La forma viene nel tempo percepita come una sorta di gabbia che dà voce soltanto ad una parte di ciò che esiste, mentre un’altra resta celata come per un falso pudore, nascosta dietro una maschera che è quella dei ruoli sociali, delle definizioni, delle categorie limitanti dei codici stessi e dei canoni, della raffigurazione come della scrittura: universi illimitatamente espandibili di simboli e segni che trattengono e imbrigliano nella materialità quella parte non materiale dell’esistenza cui urge di esplodere.

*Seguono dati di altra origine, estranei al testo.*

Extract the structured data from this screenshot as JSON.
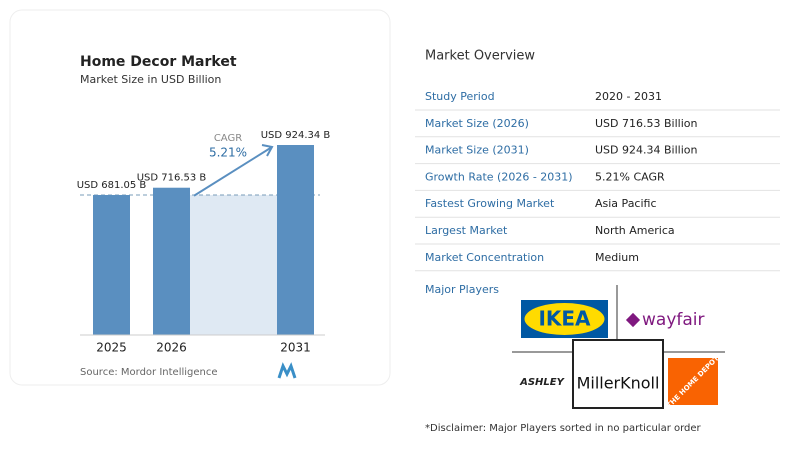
{
  "chart_data": {
    "type": "bar",
    "title": "Home Decor Market",
    "subtitle": "Market Size in USD Billion",
    "categories": [
      "2025",
      "2026",
      "2031"
    ],
    "values": [
      681.05,
      716.53,
      924.34
    ],
    "value_labels": [
      "USD 681.05 B",
      "USD 716.53 B",
      "USD 924.34 B"
    ],
    "color": "#5a8fc0",
    "annotation": {
      "label": "CAGR",
      "value": "5.21%"
    },
    "source": "Source: Mordor Intelligence"
  },
  "overview": {
    "title": "Market Overview",
    "rows": [
      [
        "Study Period",
        "2020 - 2031"
      ],
      [
        "Market Size (2026)",
        "USD 716.53 Billion"
      ],
      [
        "Market Size (2031)",
        "USD 924.34 Billion"
      ],
      [
        "Growth Rate (2026 - 2031)",
        "5.21% CAGR"
      ],
      [
        "Fastest Growing Market",
        "Asia Pacific"
      ],
      [
        "Largest Market",
        "North America"
      ],
      [
        "Market Concentration",
        "Medium"
      ]
    ],
    "players_title": "Major Players",
    "players": [
      "IKEA",
      "wayfair",
      "ASHLEY",
      "MillerKnoll",
      "THE HOME DEPOT"
    ],
    "disclaimer": "*Disclaimer: Major Players sorted in no particular order"
  }
}
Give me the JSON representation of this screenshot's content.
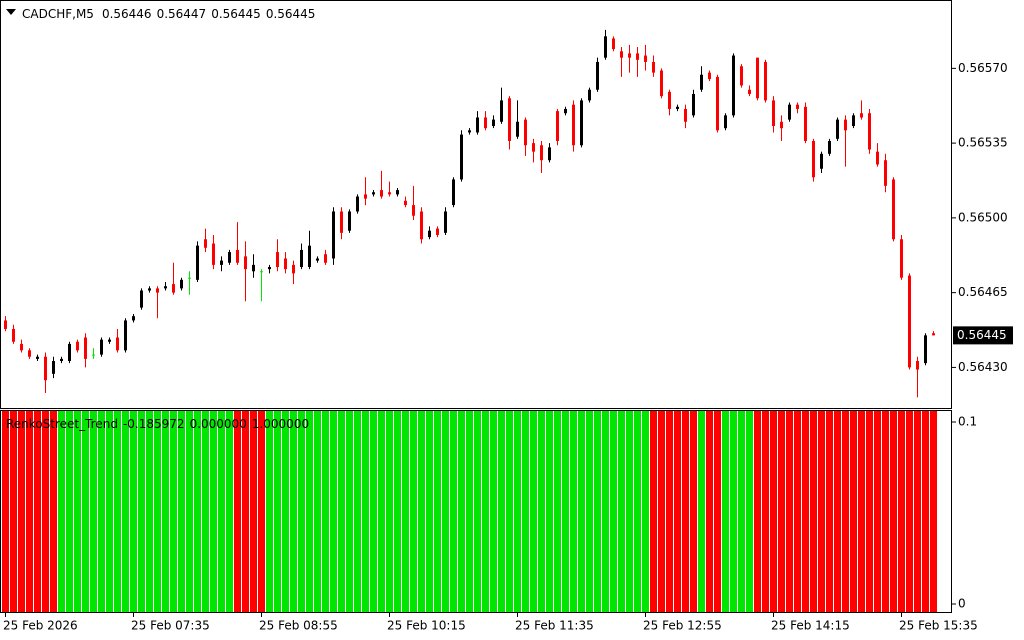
{
  "chart_data": [
    {
      "type": "candlestick",
      "title": "CADCHF,M5",
      "ohlc": [
        0.56446,
        0.56447,
        0.56445,
        0.56445
      ],
      "last_price": 0.56445,
      "categories": [
        "25 Feb 2026",
        null,
        null,
        null,
        null,
        null,
        null,
        null,
        null,
        null,
        null,
        null,
        null,
        null,
        null,
        null,
        "25 Feb 07:35",
        null,
        null,
        null,
        null,
        null,
        null,
        null,
        null,
        null,
        null,
        null,
        null,
        null,
        null,
        null,
        "25 Feb 08:55",
        null,
        null,
        null,
        null,
        null,
        null,
        null,
        null,
        null,
        null,
        null,
        null,
        null,
        null,
        null,
        "25 Feb 10:15",
        null,
        null,
        null,
        null,
        null,
        null,
        null,
        null,
        null,
        null,
        null,
        null,
        null,
        null,
        null,
        "25 Feb 11:35",
        null,
        null,
        null,
        null,
        null,
        null,
        null,
        null,
        null,
        null,
        null,
        null,
        null,
        null,
        null,
        "25 Feb 12:55",
        null,
        null,
        null,
        null,
        null,
        null,
        null,
        null,
        null,
        null,
        null,
        null,
        null,
        null,
        null,
        "25 Feb 14:15",
        null,
        null,
        null,
        null,
        null,
        null,
        null,
        null,
        null,
        null,
        null,
        null,
        null,
        null,
        null,
        "25 Feb 15:35",
        null,
        null,
        null,
        null
      ],
      "open": [
        0.56452,
        0.56448,
        0.56441,
        0.56438,
        0.56434,
        0.56435,
        0.56427,
        0.56433,
        0.56433,
        0.56442,
        0.56444,
        0.56436,
        0.56436,
        0.56442,
        0.56444,
        0.56438,
        0.56452,
        0.56458,
        0.56466,
        0.56467,
        0.56467,
        0.56469,
        0.56467,
        0.56472,
        0.56471,
        0.5649,
        0.56488,
        0.56478,
        0.56479,
        0.56485,
        0.56482,
        0.56475,
        0.56475,
        0.56476,
        0.56484,
        0.56481,
        0.56478,
        0.56477,
        0.56477,
        0.5648,
        0.56483,
        0.56481,
        0.56503,
        0.56494,
        0.56503,
        0.56511,
        0.56511,
        0.56513,
        0.56512,
        0.56511,
        0.56508,
        0.56506,
        0.56503,
        0.56491,
        0.56495,
        0.56493,
        0.56506,
        0.56518,
        0.5654,
        0.5654,
        0.56547,
        0.56543,
        0.56545,
        0.56556,
        0.56538,
        0.56546,
        0.56535,
        0.56534,
        0.56527,
        0.5655,
        0.56549,
        0.56553,
        0.56534,
        0.56555,
        0.5656,
        0.56575,
        0.56584,
        0.56578,
        0.56577,
        0.56577,
        0.56576,
        0.56573,
        0.56569,
        0.56559,
        0.56551,
        0.56551,
        0.56548,
        0.5656,
        0.56568,
        0.56566,
        0.56542,
        0.56548,
        0.56571,
        0.5656,
        0.56575,
        0.56573,
        0.56555,
        0.56545,
        0.56546,
        0.56553,
        0.56552,
        0.56536,
        0.56523,
        0.5653,
        0.56537,
        0.56546,
        0.56543,
        0.56549,
        0.56549,
        0.56531,
        0.56527,
        0.56518,
        0.5649,
        0.56473,
        0.56433,
        0.56432,
        0.56446
      ],
      "high": [
        0.56454,
        0.5645,
        0.56443,
        0.56439,
        0.56436,
        0.56437,
        0.56435,
        0.56435,
        0.56442,
        0.56443,
        0.56446,
        0.56439,
        0.56444,
        0.56444,
        0.56448,
        0.56453,
        0.56455,
        0.56467,
        0.56468,
        0.56468,
        0.5647,
        0.56479,
        0.56472,
        0.56475,
        0.56489,
        0.56495,
        0.56492,
        0.56482,
        0.56485,
        0.56498,
        0.56489,
        0.56483,
        0.56476,
        0.56478,
        0.5649,
        0.56484,
        0.5648,
        0.56488,
        0.56494,
        0.56482,
        0.56485,
        0.56505,
        0.56505,
        0.56504,
        0.56511,
        0.56519,
        0.56513,
        0.56522,
        0.56517,
        0.56514,
        0.5651,
        0.56515,
        0.56505,
        0.56496,
        0.56496,
        0.56505,
        0.56519,
        0.56541,
        0.56542,
        0.5655,
        0.5655,
        0.56548,
        0.56561,
        0.56557,
        0.56555,
        0.56547,
        0.56537,
        0.56536,
        0.56535,
        0.56551,
        0.56552,
        0.56555,
        0.56556,
        0.56561,
        0.56575,
        0.56588,
        0.56585,
        0.5658,
        0.56581,
        0.5658,
        0.56581,
        0.56576,
        0.5657,
        0.5656,
        0.56553,
        0.56553,
        0.5656,
        0.56571,
        0.56569,
        0.56567,
        0.56549,
        0.56577,
        0.56572,
        0.56562,
        0.56575,
        0.56574,
        0.56557,
        0.56548,
        0.56554,
        0.56554,
        0.56554,
        0.56537,
        0.56531,
        0.56537,
        0.56547,
        0.56548,
        0.56549,
        0.56555,
        0.56551,
        0.56535,
        0.5653,
        0.56519,
        0.56492,
        0.56474,
        0.56435,
        0.56446,
        0.56447
      ],
      "low": [
        0.56447,
        0.56441,
        0.56437,
        0.56434,
        0.56433,
        0.56418,
        0.56425,
        0.56432,
        0.56432,
        0.56437,
        0.5643,
        0.56434,
        0.56435,
        0.56441,
        0.56437,
        0.56437,
        0.56451,
        0.56457,
        0.56465,
        0.56453,
        0.56466,
        0.56464,
        0.56466,
        0.56464,
        0.5647,
        0.56484,
        0.56476,
        0.56475,
        0.56478,
        0.56478,
        0.56461,
        0.56472,
        0.56461,
        0.56474,
        0.56475,
        0.56474,
        0.56469,
        0.56476,
        0.56476,
        0.56479,
        0.56478,
        0.56478,
        0.5649,
        0.56493,
        0.56502,
        0.56506,
        0.5651,
        0.56509,
        0.5651,
        0.5651,
        0.56505,
        0.56499,
        0.56488,
        0.5649,
        0.56491,
        0.56492,
        0.56505,
        0.56517,
        0.56539,
        0.56539,
        0.56541,
        0.56542,
        0.56544,
        0.56532,
        0.56537,
        0.56529,
        0.56526,
        0.56521,
        0.56526,
        0.56534,
        0.56548,
        0.56531,
        0.56533,
        0.56554,
        0.56559,
        0.56574,
        0.56578,
        0.56566,
        0.56568,
        0.56566,
        0.56569,
        0.56566,
        0.56556,
        0.56548,
        0.5655,
        0.56542,
        0.56547,
        0.56559,
        0.56564,
        0.5654,
        0.56541,
        0.56547,
        0.56561,
        0.56557,
        0.56555,
        0.56554,
        0.5654,
        0.56536,
        0.56545,
        0.56549,
        0.56535,
        0.56517,
        0.56521,
        0.56529,
        0.56536,
        0.56524,
        0.56542,
        0.56546,
        0.5653,
        0.56524,
        0.56512,
        0.56489,
        0.56471,
        0.56429,
        0.56416,
        0.56431,
        0.56445
      ],
      "close": [
        0.56448,
        0.56442,
        0.56438,
        0.56435,
        0.56435,
        0.56424,
        0.56433,
        0.56434,
        0.56441,
        0.56438,
        0.56434,
        0.56436,
        0.56443,
        0.56443,
        0.56438,
        0.56452,
        0.56454,
        0.56466,
        0.56467,
        0.56465,
        0.56468,
        0.56465,
        0.56471,
        0.56472,
        0.56487,
        0.56486,
        0.56478,
        0.5648,
        0.56484,
        0.56479,
        0.56476,
        0.56478,
        0.56475,
        0.56477,
        0.56477,
        0.56476,
        0.56474,
        0.56485,
        0.56487,
        0.56481,
        0.56479,
        0.56503,
        0.56493,
        0.56503,
        0.5651,
        0.56509,
        0.56512,
        0.5651,
        0.56511,
        0.56513,
        0.56506,
        0.56501,
        0.5649,
        0.56494,
        0.56492,
        0.56503,
        0.56518,
        0.56539,
        0.56541,
        0.56547,
        0.56542,
        0.56546,
        0.56555,
        0.56536,
        0.56545,
        0.56534,
        0.56531,
        0.56527,
        0.56533,
        0.56536,
        0.56551,
        0.56534,
        0.56555,
        0.5656,
        0.56573,
        0.56585,
        0.56579,
        0.56575,
        0.56575,
        0.56574,
        0.56573,
        0.56568,
        0.56557,
        0.56551,
        0.56552,
        0.56545,
        0.56558,
        0.56567,
        0.56565,
        0.56541,
        0.56548,
        0.56576,
        0.56562,
        0.56558,
        0.56556,
        0.56555,
        0.56543,
        0.56542,
        0.56553,
        0.56551,
        0.56536,
        0.56519,
        0.5653,
        0.56536,
        0.56546,
        0.56541,
        0.56548,
        0.56547,
        0.56532,
        0.56525,
        0.56515,
        0.5649,
        0.56472,
        0.5643,
        0.56429,
        0.56445,
        0.56445
      ],
      "up_color": "#000000",
      "down_color": "#ff0000",
      "doji_color": "#00e600",
      "ylim": [
        0.56411,
        0.56602
      ],
      "yticks": [
        {
          "value": 0.5657,
          "label": "0.56570"
        },
        0.56535,
        {
          "value": 0.565,
          "label": "0.56500"
        },
        0.56465,
        {
          "value": 0.5643,
          "label": "0.56430"
        }
      ]
    },
    {
      "type": "bar",
      "title": "RenkoStreet_Trend",
      "readout": [
        -0.185972,
        {
          "value": 0,
          "label": "0.000000"
        },
        {
          "value": 1,
          "label": "1.000000"
        }
      ],
      "values": [
        1,
        1,
        1,
        1,
        1,
        1,
        1,
        1,
        1,
        1,
        1,
        1,
        1,
        1,
        1,
        1,
        1,
        1,
        1,
        1,
        1,
        1,
        1,
        1,
        1,
        1,
        1,
        1,
        1,
        1,
        1,
        1,
        1,
        1,
        1,
        1,
        1,
        1,
        1,
        1,
        1,
        1,
        1,
        1,
        1,
        1,
        1,
        1,
        1,
        1,
        1,
        1,
        1,
        1,
        1,
        1,
        1,
        1,
        1,
        1,
        1,
        1,
        1,
        1,
        1,
        1,
        1,
        1,
        1,
        1,
        1,
        1,
        1,
        1,
        1,
        1,
        1,
        1,
        1,
        1,
        1,
        1,
        1,
        1,
        1,
        1,
        1,
        1,
        1,
        1,
        1,
        1,
        1,
        1,
        1,
        1,
        1,
        1,
        1,
        1,
        1,
        1,
        1,
        1,
        1,
        1,
        1,
        1,
        1,
        1,
        1,
        1,
        1,
        1,
        1,
        1,
        1
      ],
      "colors": [
        "#ff0000",
        "#ff0000",
        "#ff0000",
        "#ff0000",
        "#ff0000",
        "#ff0000",
        "#ff0000",
        "#00e600",
        "#00e600",
        "#00e600",
        "#00e600",
        "#00e600",
        "#00e600",
        "#00e600",
        "#00e600",
        "#00e600",
        "#00e600",
        "#00e600",
        "#00e600",
        "#00e600",
        "#00e600",
        "#00e600",
        "#00e600",
        "#00e600",
        "#00e600",
        "#00e600",
        "#00e600",
        "#00e600",
        "#00e600",
        "#ff0000",
        "#ff0000",
        "#ff0000",
        "#ff0000",
        "#00e600",
        "#00e600",
        "#00e600",
        "#00e600",
        "#00e600",
        "#00e600",
        "#00e600",
        "#00e600",
        "#00e600",
        "#00e600",
        "#00e600",
        "#00e600",
        "#00e600",
        "#00e600",
        "#00e600",
        "#00e600",
        "#00e600",
        "#00e600",
        "#00e600",
        "#00e600",
        "#00e600",
        "#00e600",
        "#00e600",
        "#00e600",
        "#00e600",
        "#00e600",
        "#00e600",
        "#00e600",
        "#00e600",
        "#00e600",
        "#00e600",
        "#00e600",
        "#00e600",
        "#00e600",
        "#00e600",
        "#00e600",
        "#00e600",
        "#00e600",
        "#00e600",
        "#00e600",
        "#00e600",
        "#00e600",
        "#00e600",
        "#00e600",
        "#00e600",
        "#00e600",
        "#00e600",
        "#00e600",
        "#ff0000",
        "#ff0000",
        "#ff0000",
        "#ff0000",
        "#ff0000",
        "#ff0000",
        "#00e600",
        "#ff0000",
        "#ff0000",
        "#00e600",
        "#00e600",
        "#00e600",
        "#00e600",
        "#ff0000",
        "#ff0000",
        "#ff0000",
        "#ff0000",
        "#ff0000",
        "#ff0000",
        "#ff0000",
        "#ff0000",
        "#ff0000",
        "#ff0000",
        "#ff0000",
        "#ff0000",
        "#ff0000",
        "#ff0000",
        "#ff0000",
        "#ff0000",
        "#ff0000",
        "#ff0000",
        "#ff0000",
        "#ff0000",
        "#ff0000",
        "#ff0000",
        "#ff0000"
      ],
      "ylim": [
        -0.0044,
        0.1066
      ],
      "yticks": [
        0.1,
        0
      ]
    }
  ]
}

E questo avviene improvvisamente: subitanea deflagrazione intervenuta a modificare il precedente assetto degli elementi della composizione, ad un tratto gli oggetti appaiono vanificarsi, disgregarsi, frantumarsi in esplosioni improvvise e baluginanti alternanze di luci e ombre. Una necessità impellente di portare in superficie quanto prima nascosto e trattenuto, come a voler dare opportuna voce e identità ai sentimenti, corpo pittorico alle passioni.
E’ una pittura di emozioni, immediatamente percepibile quella di Sandra Zeugna e per questo avvincente forte impavida di procedere troppo innanzi tracciando oltremodo netto il confine fra la realtà e l’interiorità, rendendo palese e sensibile, quasi palpabile quest’ultima.
Risultano evidenti “agganci” geografici e atmosferici, in parte voluti, in parte sognati e comunque una compresenza di tangibilità concreta che sembra scontrarsi, ma che in realtà si fonde e si identifica con l’immaterialità, con quelle particelle psichiche che sono forse quantisticamente la effettiva connessione sussistente fra tutti gli enti del mondo, così come ce lo immaginiamo e così com’è in realtà proiezione onirica e unita verità plausibile.
La sostanza è nella comunicazione, alla radice di ogni arte la pittura di Sandra Zeugna realizza una comunicazione incisiva, efficace, che lascia la sua traccia nella nostra sfera emozionale perché ci avvicina ai comuni modi di sentire, al di là delle differenze, nelle somiglianze, nell’accogliere gli effetti di quanto sopravviene a noi dall’esterno.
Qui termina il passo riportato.